In 1849 the Thatcher family, consisting of eight sons and a daughter, moved to the gold fields of California. Here Moses, the sixth of the sons, tended stock and acquired some skill at gold mining with a kitchen pan. When missionaries from Salt Lake City came in 1856, he (at the age of fifteen) and several of his brothers who had also passed the age of eight were baptized. Three months later Moses was ordained an elder, and the following month he was called as a missionary to labor with the elders in the area.

Deprived of schooling and lacking confidence, Elder Thatcher found himself totally unable to speak or pray before a group. After several failures, his senior companion agreed not to call on him anymore. One day the timid missionary attended a Methodist service alone. The pastor devoted the sermon to attacking the characters of Joseph Smith, Brigham Young, and the Mormon people. Filled with righteous wrath, Elder Thatcher obtained permission to reply. With the Spirit of the Lord resting on him, he delivered an eloquent and powerful defense of his Prophet and people and a scathing rebuke of the minister. From that day forward his tongue was loosed and he eventually became one of the most effective orators in the Church.

In 1857 the Thatchers, along with other Saints in the outlying areas, were called back to Utah to brace for the coming of the United States Army. Moses devoted his time in the Salt Lake Valley to attending school during the day and serving on the police force that guarded the city at night.
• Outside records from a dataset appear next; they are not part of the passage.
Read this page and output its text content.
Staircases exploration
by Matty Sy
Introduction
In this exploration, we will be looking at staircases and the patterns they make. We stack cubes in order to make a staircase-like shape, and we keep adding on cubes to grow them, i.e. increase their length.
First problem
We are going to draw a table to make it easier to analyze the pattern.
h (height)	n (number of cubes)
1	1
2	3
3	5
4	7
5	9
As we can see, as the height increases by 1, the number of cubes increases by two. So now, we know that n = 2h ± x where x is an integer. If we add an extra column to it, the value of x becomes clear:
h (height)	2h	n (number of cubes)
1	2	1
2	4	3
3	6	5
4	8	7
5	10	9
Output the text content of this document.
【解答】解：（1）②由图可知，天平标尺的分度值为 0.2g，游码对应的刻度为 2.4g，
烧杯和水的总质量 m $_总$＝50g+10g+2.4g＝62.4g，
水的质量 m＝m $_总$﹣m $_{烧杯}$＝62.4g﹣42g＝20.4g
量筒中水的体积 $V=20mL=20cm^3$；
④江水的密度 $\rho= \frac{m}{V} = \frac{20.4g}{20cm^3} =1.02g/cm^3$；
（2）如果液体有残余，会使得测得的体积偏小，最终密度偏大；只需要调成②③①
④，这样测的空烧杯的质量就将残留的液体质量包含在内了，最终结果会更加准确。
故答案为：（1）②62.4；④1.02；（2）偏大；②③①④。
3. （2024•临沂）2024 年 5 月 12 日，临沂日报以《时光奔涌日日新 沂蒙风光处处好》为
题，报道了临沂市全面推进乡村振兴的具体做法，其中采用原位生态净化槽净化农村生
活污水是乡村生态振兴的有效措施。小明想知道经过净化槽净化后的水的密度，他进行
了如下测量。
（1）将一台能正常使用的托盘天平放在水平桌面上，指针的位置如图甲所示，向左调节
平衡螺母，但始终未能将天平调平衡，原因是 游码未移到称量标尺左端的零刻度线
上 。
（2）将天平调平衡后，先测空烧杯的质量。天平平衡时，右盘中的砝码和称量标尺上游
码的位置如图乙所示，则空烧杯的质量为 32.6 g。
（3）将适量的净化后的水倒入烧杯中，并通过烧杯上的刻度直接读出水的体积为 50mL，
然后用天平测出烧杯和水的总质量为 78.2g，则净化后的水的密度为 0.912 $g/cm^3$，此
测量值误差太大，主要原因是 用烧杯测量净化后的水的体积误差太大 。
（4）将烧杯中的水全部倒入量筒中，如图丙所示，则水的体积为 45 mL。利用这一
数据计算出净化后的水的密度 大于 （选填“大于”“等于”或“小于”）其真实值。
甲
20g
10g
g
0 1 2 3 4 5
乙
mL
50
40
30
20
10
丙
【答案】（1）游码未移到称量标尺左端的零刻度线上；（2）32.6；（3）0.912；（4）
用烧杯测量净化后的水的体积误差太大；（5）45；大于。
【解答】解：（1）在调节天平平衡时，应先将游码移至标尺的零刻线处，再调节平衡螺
In 1861 he married Lettie Farr, the first of his three wives, and moved to Logan. The next half century of Moses’ life was devoted to Church and public service and to an extensive business career, involving merchandising, banking, and railroads.

Although he served several missions in the United States and one in Europe, Elder Thatcher’s major Church service involved the country of Mexico. During the seventeen years following 1879 when he opened the Mexican Mission, Elder Thatcher, then a member of the Quorum of the Twelve, made twenty-three journeys to that land, traveling over a quarter of a million miles on behalf of the Church. In 1886 he helped negotiate the purchase of the seventy-five-thousand-acre “Corrales Basin,” where he dedicated the townsite of Juarez.

His civic service in Utah included a decade in the territorial legislature, several missions to Washington, D. C. to lobby for plural marriage and statehood, and membership in the convention that drafted the constitution under which Utah was admitted to the Union in 1896. Moses Thatcher became a candidate in Utah’s first senatorial race but was defeated. Due to the political involvements of Elder Thatcher and other general authorities, the First Presidency presented the so-called “Political Manifesto” in the April 1896 general conference. Basically it was a request that the approval of Church leadership be obtained before a general authority accepted positions “political or otherwise, which would interfere with the proper and complete discharge of his ecclesiastical duties.” [1] All of the general authorities signed this statement except Anthon H. Lund, who was away on a mission in Europe, and Moses Thatcher, who refused to sign, being opposed to the measure. As a result of this disagreement, he was dropped from the Quorum of the Twelve in 1896 but continued as an active member of the Church until his death in 1909. [2]

Notes

[1] B. H. Roberts, Comprehensive History of The Church of Jesus Christ of Latter-day Saints (Provo, UT: Brigham Young University Press, 1965), 6:334.

[2] Andrew Jenson, Latter-day Saint Biographical Encyclopedia (Salt Lake City: Andrew Jenson History, 1901), 1:127–36.